Google hat seinen Web-Browser Chrome in der neuen Version 40 bereit gestellt. Darin haben die Entwickler 62 Sicherheitslücken gestopft und den neuesten Flash Player integriert.

Googles Web-Browser Chrome ist inzwischen bei Version 40 angelangt. Die aktuelle Chrome-Version 40.0.2214.91 kommt mit dem aktuellen Flash Player 16.0.0.287, den Adobe als Sicherheits-Update heraus gebracht hat. Die Google-Entwickler haben in der neuen Version nach eigenen Angaben 62 Schwachstellen der Vorversion beseitigt.

Externe Sicherheitsforscher haben 26 dieser Sicherheitslücken an Google gemeldet. Im Rahmen seines Bug-Bounty-Programms schüttet Google dafür Prämien in Höhe von insgesamt 53.500 US-Dollar aus. Weitere 35.000 Dollar gehen an vier Forscher, die bereits in der Entwicklungsphase dazu beigetragen haben, dass verschiedene Sicherheitslücken gar nicht erst in der stabilen Chrome-Version gelandet sind.
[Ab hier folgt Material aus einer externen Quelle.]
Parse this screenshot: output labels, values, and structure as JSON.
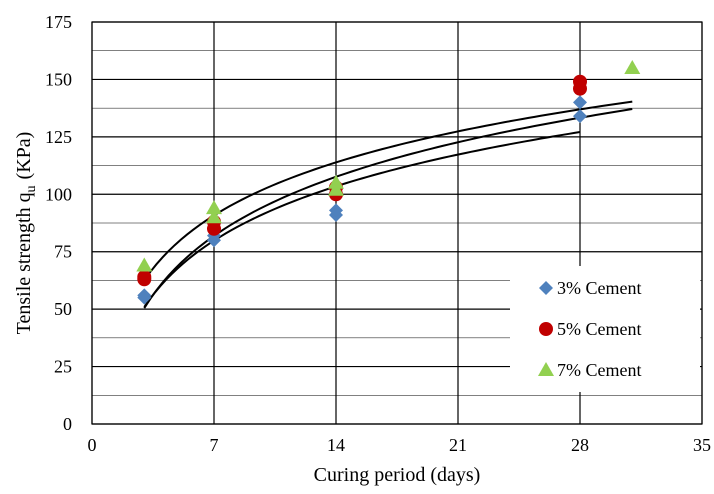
{
  "chart_data": {
    "type": "scatter",
    "xlabel": "Curing period (days)",
    "ylabel": "Tensile strength q",
    "ylabel_sub": "u",
    "ylabel_unit": "(KPa)",
    "xlim": [
      0,
      35
    ],
    "ylim": [
      0,
      175
    ],
    "x_ticks": [
      0,
      7,
      14,
      21,
      28,
      35
    ],
    "x_tick_labels": [
      "0",
      "7",
      "14",
      "21",
      "28",
      "35"
    ],
    "y_ticks": [
      0,
      25,
      50,
      75,
      100,
      125,
      150,
      175
    ],
    "y_tick_labels": [
      "0",
      "25",
      "50",
      "75",
      "100",
      "125",
      "150",
      "175"
    ],
    "y_minor_gridlines": [
      12.5,
      37.5,
      62.5,
      87.5,
      112.5,
      137.5,
      162.5
    ],
    "grid": true,
    "legend_position": "bottom-right",
    "series": [
      {
        "name": "3% Cement",
        "marker": "diamond",
        "color": "#4F81BD",
        "points": [
          [
            3,
            55
          ],
          [
            3,
            56
          ],
          [
            7,
            80
          ],
          [
            7,
            82
          ],
          [
            14,
            91
          ],
          [
            14,
            93
          ],
          [
            28,
            134
          ],
          [
            28,
            140
          ]
        ]
      },
      {
        "name": "5% Cement",
        "marker": "circle",
        "color": "#C00000",
        "points": [
          [
            3,
            63
          ],
          [
            3,
            64
          ],
          [
            7,
            85
          ],
          [
            7,
            88
          ],
          [
            14,
            100
          ],
          [
            14,
            103
          ],
          [
            28,
            146
          ],
          [
            28,
            149
          ]
        ]
      },
      {
        "name": "7% Cement",
        "marker": "triangle",
        "color": "#92D050",
        "points": [
          [
            3,
            69
          ],
          [
            7,
            90
          ],
          [
            7,
            94
          ],
          [
            14,
            102
          ],
          [
            14,
            105
          ],
          [
            31,
            155
          ]
        ]
      }
    ],
    "trendlines": [
      {
        "type": "logarithmic",
        "color": "#000000",
        "x_range": [
          3,
          28
        ],
        "a": 34.1,
        "b": 13.47
      },
      {
        "type": "logarithmic",
        "color": "#000000",
        "x_range": [
          3,
          31
        ],
        "a": 37.1,
        "b": 9.7
      },
      {
        "type": "logarithmic",
        "color": "#000000",
        "x_range": [
          3,
          31
        ],
        "a": 33.3,
        "b": 26.0
      }
    ]
  }
}
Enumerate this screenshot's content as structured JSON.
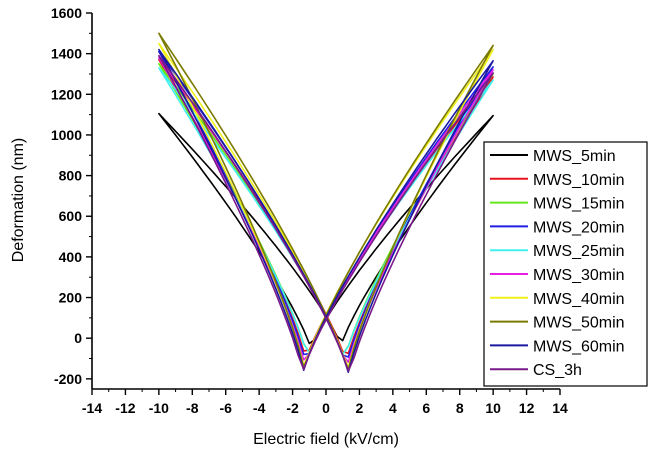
{
  "chart_data": {
    "type": "line",
    "title": "",
    "xlabel": "Electric field (kV/cm)",
    "ylabel": "Deformation (nm)",
    "xlim": [
      -14,
      14
    ],
    "ylim": [
      -250,
      1600
    ],
    "xticks": [
      -14,
      -12,
      -10,
      -8,
      -6,
      -4,
      -2,
      0,
      2,
      4,
      6,
      8,
      10,
      12,
      14
    ],
    "yticks": [
      -200,
      0,
      200,
      400,
      600,
      800,
      1000,
      1200,
      1400,
      1600
    ],
    "legend": "right",
    "grid": false,
    "series": [
      {
        "name": "MWS_5min",
        "color": "#000000",
        "peak_left": 1105,
        "peak_right": 1095,
        "min_left": -55,
        "min_right": -40,
        "min_x": 0.9
      },
      {
        "name": "MWS_10min",
        "color": "#e8141c",
        "peak_left": 1370,
        "peak_right": 1285,
        "min_left": -110,
        "min_right": -120,
        "min_x": 1.2
      },
      {
        "name": "MWS_15min",
        "color": "#66e619",
        "peak_left": 1350,
        "peak_right": 1300,
        "min_left": -100,
        "min_right": -110,
        "min_x": 1.1
      },
      {
        "name": "MWS_20min",
        "color": "#1f1fe6",
        "peak_left": 1410,
        "peak_right": 1335,
        "min_left": -130,
        "min_right": -140,
        "min_x": 1.2
      },
      {
        "name": "MWS_25min",
        "color": "#40f0f0",
        "peak_left": 1330,
        "peak_right": 1270,
        "min_left": -100,
        "min_right": -110,
        "min_x": 1.1
      },
      {
        "name": "MWS_30min",
        "color": "#e61ee6",
        "peak_left": 1380,
        "peak_right": 1320,
        "min_left": -140,
        "min_right": -150,
        "min_x": 1.25
      },
      {
        "name": "MWS_40min",
        "color": "#f0f01a",
        "peak_left": 1450,
        "peak_right": 1420,
        "min_left": -150,
        "min_right": -160,
        "min_x": 1.3
      },
      {
        "name": "MWS_50min",
        "color": "#7a7a00",
        "peak_left": 1500,
        "peak_right": 1440,
        "min_left": -160,
        "min_right": -170,
        "min_x": 1.3
      },
      {
        "name": "MWS_60min",
        "color": "#1a1aa0",
        "peak_left": 1420,
        "peak_right": 1365,
        "min_left": -165,
        "min_right": -175,
        "min_x": 1.35
      },
      {
        "name": "CS_3h",
        "color": "#7a1a8a",
        "peak_left": 1390,
        "peak_right": 1305,
        "min_left": -175,
        "min_right": -185,
        "min_x": 1.4
      }
    ]
  }
}
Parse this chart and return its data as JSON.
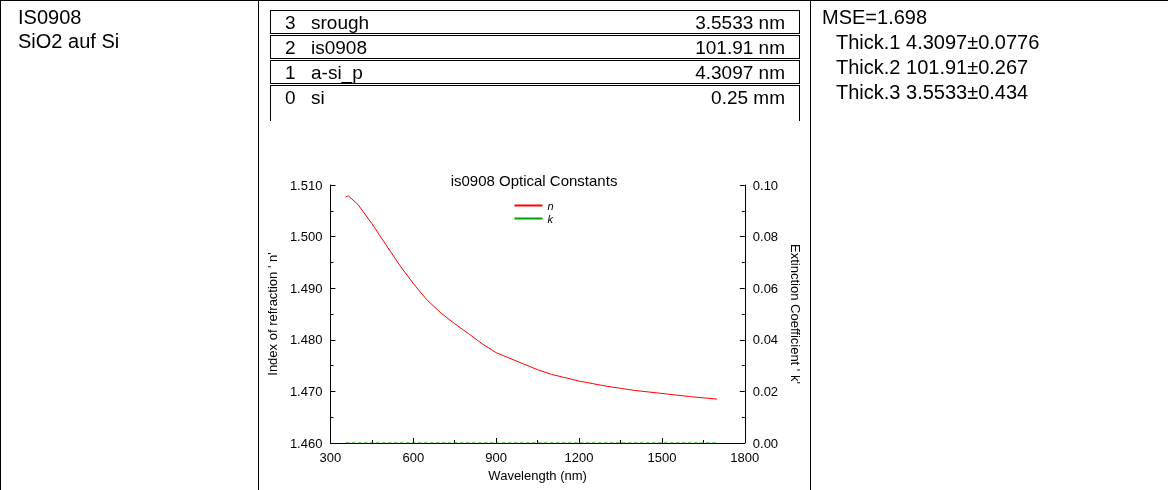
{
  "chart_data": {
    "type": "line",
    "title": "is0908 Optical Constants",
    "xlabel": "Wavelength (nm)",
    "ylabel": "Index of refraction ' n'",
    "y2label": "Extinction Coefficient ' k'",
    "annotations": [
      "IS0908",
      "SiO2 auf Si",
      "3",
      "srough",
      "3.5533 nm",
      "2",
      "is0908",
      "101.91 nm",
      "1",
      "a-si_p",
      "4.3097 nm",
      "0",
      "si",
      "0.25 mm",
      "MSE=1.698",
      "Thick.1  4.3097±0.0776",
      "Thick.2  101.91±0.267",
      "Thick.3  3.5533±0.434"
    ],
    "series": [
      {
        "name": "n",
        "color": "#ff0000",
        "line_style": "solid",
        "x": [
          355,
          365,
          400,
          450,
          500,
          550,
          600,
          650,
          700,
          750,
          800,
          850,
          900,
          1000,
          1050,
          1100,
          1200,
          1300,
          1350,
          1400,
          1500,
          1600,
          1700
        ],
        "values": [
          1.5077,
          1.5079,
          1.5062,
          1.5025,
          1.4985,
          1.4945,
          1.4909,
          1.4877,
          1.4852,
          1.4831,
          1.4812,
          1.4792,
          1.4775,
          1.4753,
          1.4742,
          1.4733,
          1.472,
          1.471,
          1.4706,
          1.4702,
          1.4696,
          1.469,
          1.4685
        ]
      },
      {
        "name": "k",
        "color": "#00a000",
        "line_style": "dashed",
        "axis": "y2",
        "x": [
          355,
          1700
        ],
        "values": [
          0,
          0
        ]
      }
    ],
    "xlim": [
      300,
      1800
    ],
    "xticks": [
      300,
      600,
      900,
      1200,
      1500,
      1800
    ],
    "ylim": [
      1.46,
      1.51
    ],
    "yticks": [
      {
        "value": 1.46,
        "label": "1.460"
      },
      {
        "value": 1.47,
        "label": "1.470"
      },
      {
        "value": 1.48,
        "label": "1.480"
      },
      {
        "value": 1.49,
        "label": "1.490"
      },
      {
        "value": 1.5,
        "label": "1.500"
      },
      {
        "value": 1.51,
        "label": "1.510"
      }
    ],
    "y2lim": [
      0,
      0.1
    ],
    "y2ticks": [
      {
        "value": 0,
        "label": "0.00"
      },
      {
        "value": 0.02,
        "label": "0.02"
      },
      {
        "value": 0.04,
        "label": "0.04"
      },
      {
        "value": 0.06,
        "label": "0.06"
      },
      {
        "value": 0.08,
        "label": "0.08"
      },
      {
        "value": 0.1,
        "label": "0.10"
      }
    ],
    "grid": false,
    "legend": "top",
    "marker": "none"
  }
}
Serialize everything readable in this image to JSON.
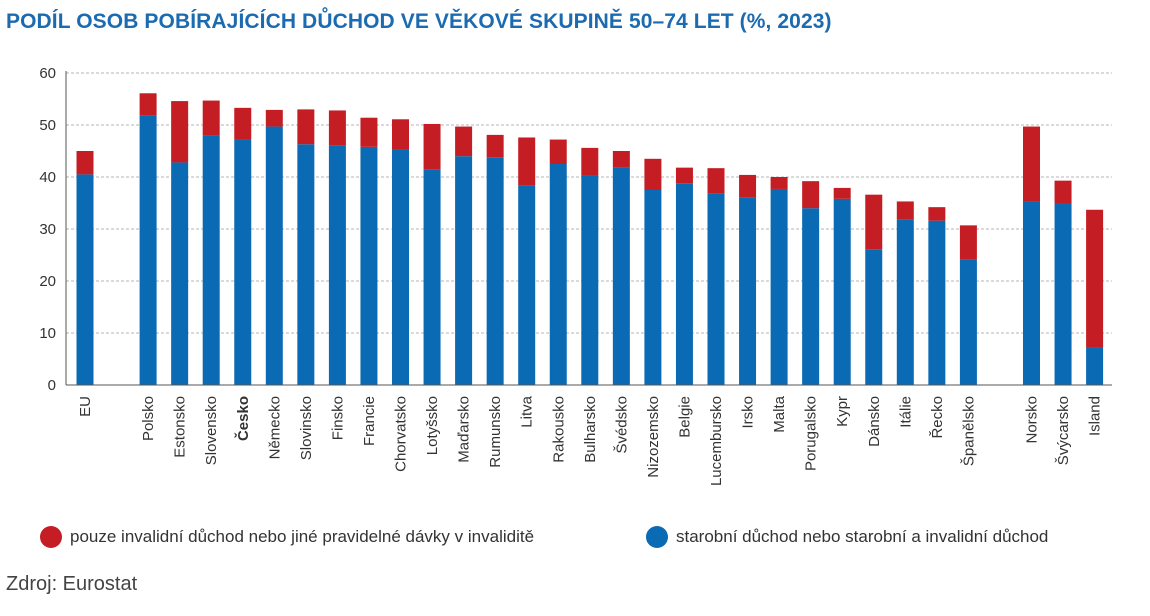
{
  "title": "PODÍL OSOB POBÍRAJÍCÍCH DŮCHOD VE VĚKOVÉ SKUPINĚ 50–74 LET (%, 2023)",
  "source": "Zdroj: Eurostat",
  "legend": {
    "invalid_label": "pouze invalidní důchod nebo jiné pravidelné dávky v invaliditě",
    "old_age_label": "starobní důchod nebo starobní a invalidní důchod"
  },
  "colors": {
    "old_age": "#0b6ab4",
    "invalid": "#c41e24",
    "grid": "#b5b5b5",
    "axis": "#555555"
  },
  "chart_data": {
    "type": "bar",
    "stacked": true,
    "ylim": [
      0,
      60
    ],
    "yticks": [
      0,
      10,
      20,
      30,
      40,
      50,
      60
    ],
    "grid": true,
    "legend_position": "bottom",
    "highlight_category": "Česko",
    "categories": [
      "EU",
      "Polsko",
      "Estonsko",
      "Slovensko",
      "Česko",
      "Německo",
      "Slovinsko",
      "Finsko",
      "Francie",
      "Chorvatsko",
      "Lotyšsko",
      "Maďarsko",
      "Rumunsko",
      "Litva",
      "Rakousko",
      "Bulharsko",
      "Švédsko",
      "Nizozemsko",
      "Belgie",
      "Lucembursko",
      "Irsko",
      "Malta",
      "Porugalsko",
      "Kypr",
      "Dánsko",
      "Itálie",
      "Řecko",
      "Španělsko",
      "Norsko",
      "Švýcarsko",
      "Island"
    ],
    "groups_break_after": [
      "EU",
      "Španělsko"
    ],
    "series": [
      {
        "name": "starobní důchod nebo starobní a invalidní důchod",
        "color_key": "old_age",
        "values": [
          40.5,
          51.8,
          42.8,
          48.0,
          47.3,
          49.7,
          46.3,
          46.0,
          45.8,
          45.3,
          41.4,
          44.0,
          43.8,
          38.3,
          42.5,
          40.3,
          41.8,
          37.5,
          38.8,
          36.9,
          36.0,
          37.7,
          34.0,
          35.8,
          26.1,
          31.9,
          31.6,
          24.1,
          35.3,
          35.0,
          7.3
        ]
      },
      {
        "name": "pouze invalidní důchod nebo jiné pravidelné dávky v invaliditě",
        "color_key": "invalid",
        "values": [
          4.5,
          4.3,
          11.8,
          6.7,
          6.0,
          3.2,
          6.7,
          6.8,
          5.6,
          5.8,
          8.8,
          5.7,
          4.3,
          9.3,
          4.7,
          5.3,
          3.2,
          6.0,
          3.0,
          4.8,
          4.4,
          2.3,
          5.2,
          2.1,
          10.5,
          3.4,
          2.6,
          6.6,
          14.4,
          4.3,
          26.4
        ]
      }
    ]
  }
}
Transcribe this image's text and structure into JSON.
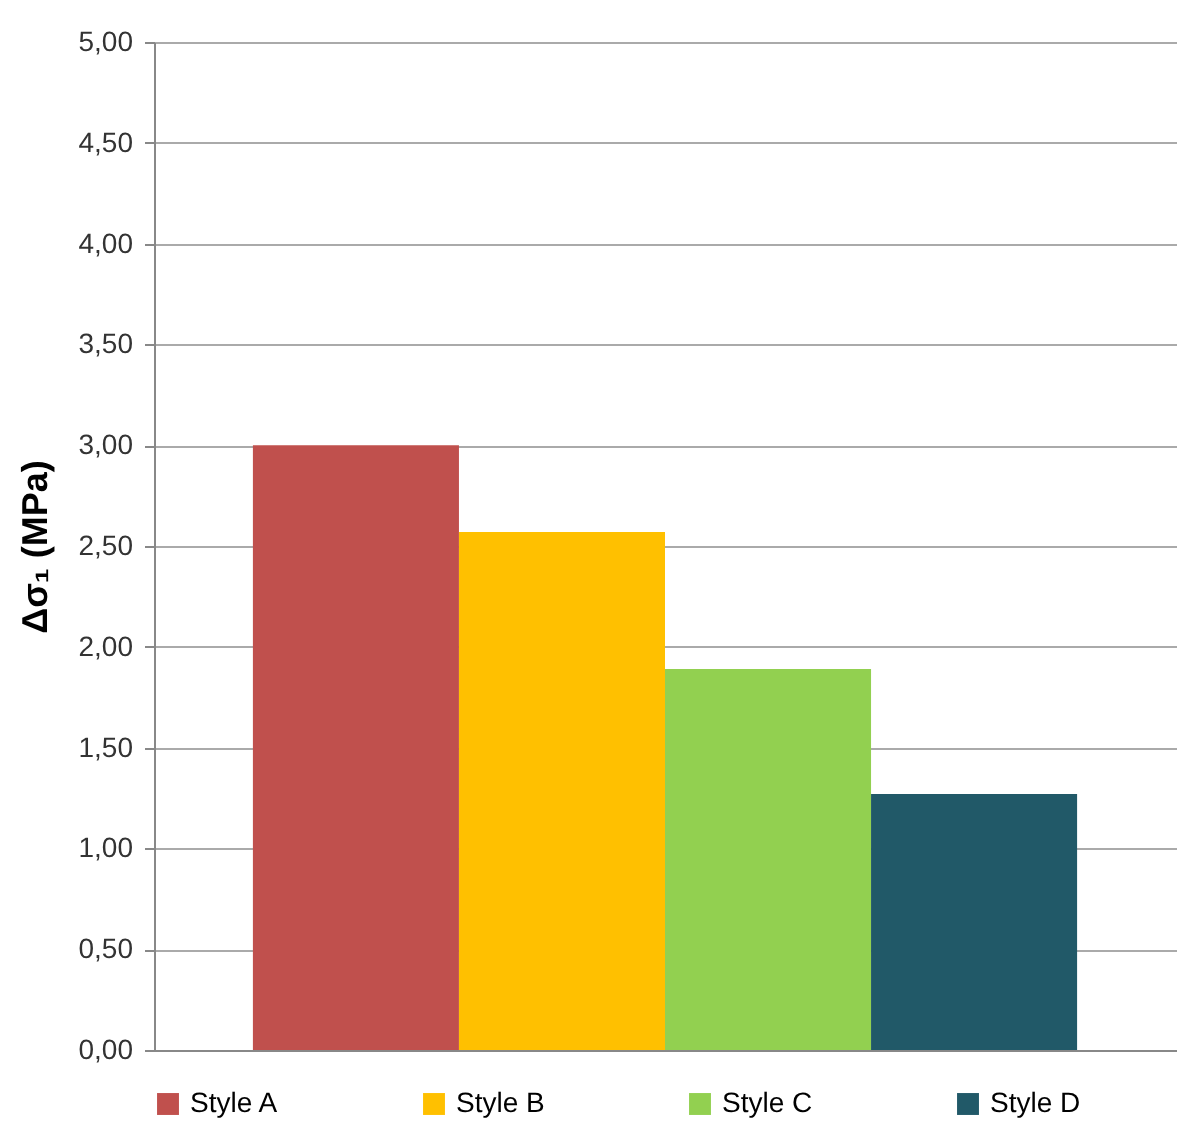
{
  "chart_data": {
    "type": "bar",
    "ylabel": "Δσ₁ (MPa)",
    "categories": [
      null
    ],
    "series": [
      {
        "name": "Style A",
        "color": "#c0504d",
        "values": [
          3.0
        ]
      },
      {
        "name": "Style B",
        "color": "#ffc000",
        "values": [
          2.57
        ]
      },
      {
        "name": "Style C",
        "color": "#92d050",
        "values": [
          1.89
        ]
      },
      {
        "name": "Style D",
        "color": "#215968",
        "values": [
          1.27
        ]
      }
    ],
    "ylim": [
      0,
      5
    ],
    "yticks": [
      {
        "value": 0,
        "label": "0,00"
      },
      {
        "value": 0.5,
        "label": "0,50"
      },
      {
        "value": 1,
        "label": "1,00"
      },
      {
        "value": 1.5,
        "label": "1,50"
      },
      {
        "value": 2,
        "label": "2,00"
      },
      {
        "value": 2.5,
        "label": "2,50"
      },
      {
        "value": 3,
        "label": "3,00"
      },
      {
        "value": 3.5,
        "label": "3,50"
      },
      {
        "value": 4,
        "label": "4,00"
      },
      {
        "value": 4.5,
        "label": "4,50"
      },
      {
        "value": 5,
        "label": "5,00"
      }
    ],
    "grid": "y",
    "legend": "bottom"
  }
}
Die Mehrzahl der extern gemeldeten Lücken sind Fehler in der Speicherbehandlung in verschiedenen Chrome-Komponenten wie etwa dem integrierten PDF-Betrachter PDFium oder der Javascript-Engine V8 . Sie können sich eignen, um Code einzuschleusen und auszuführen. Allerdings werden solche Exploits meist in der Chrome-Sandbox enden. Schwachstellen, deren erfolgreiche Ausnutzung ein Ausbrechen aus der Sandbox ermöglichen würde, sind nicht darunter. Diese würde Google als "Critical" ausweisen und dem Entdecker eine weitaus höhere Prämie zuerkennen.

Die in Beta-Versionen bereits enthaltene neue Lesezeichenverwaltung hat es offenbar noch nicht in den stabilen Versionszweig geschafft. Sie wird wohl erst mit einem der folgenden Updates ausgeliefert.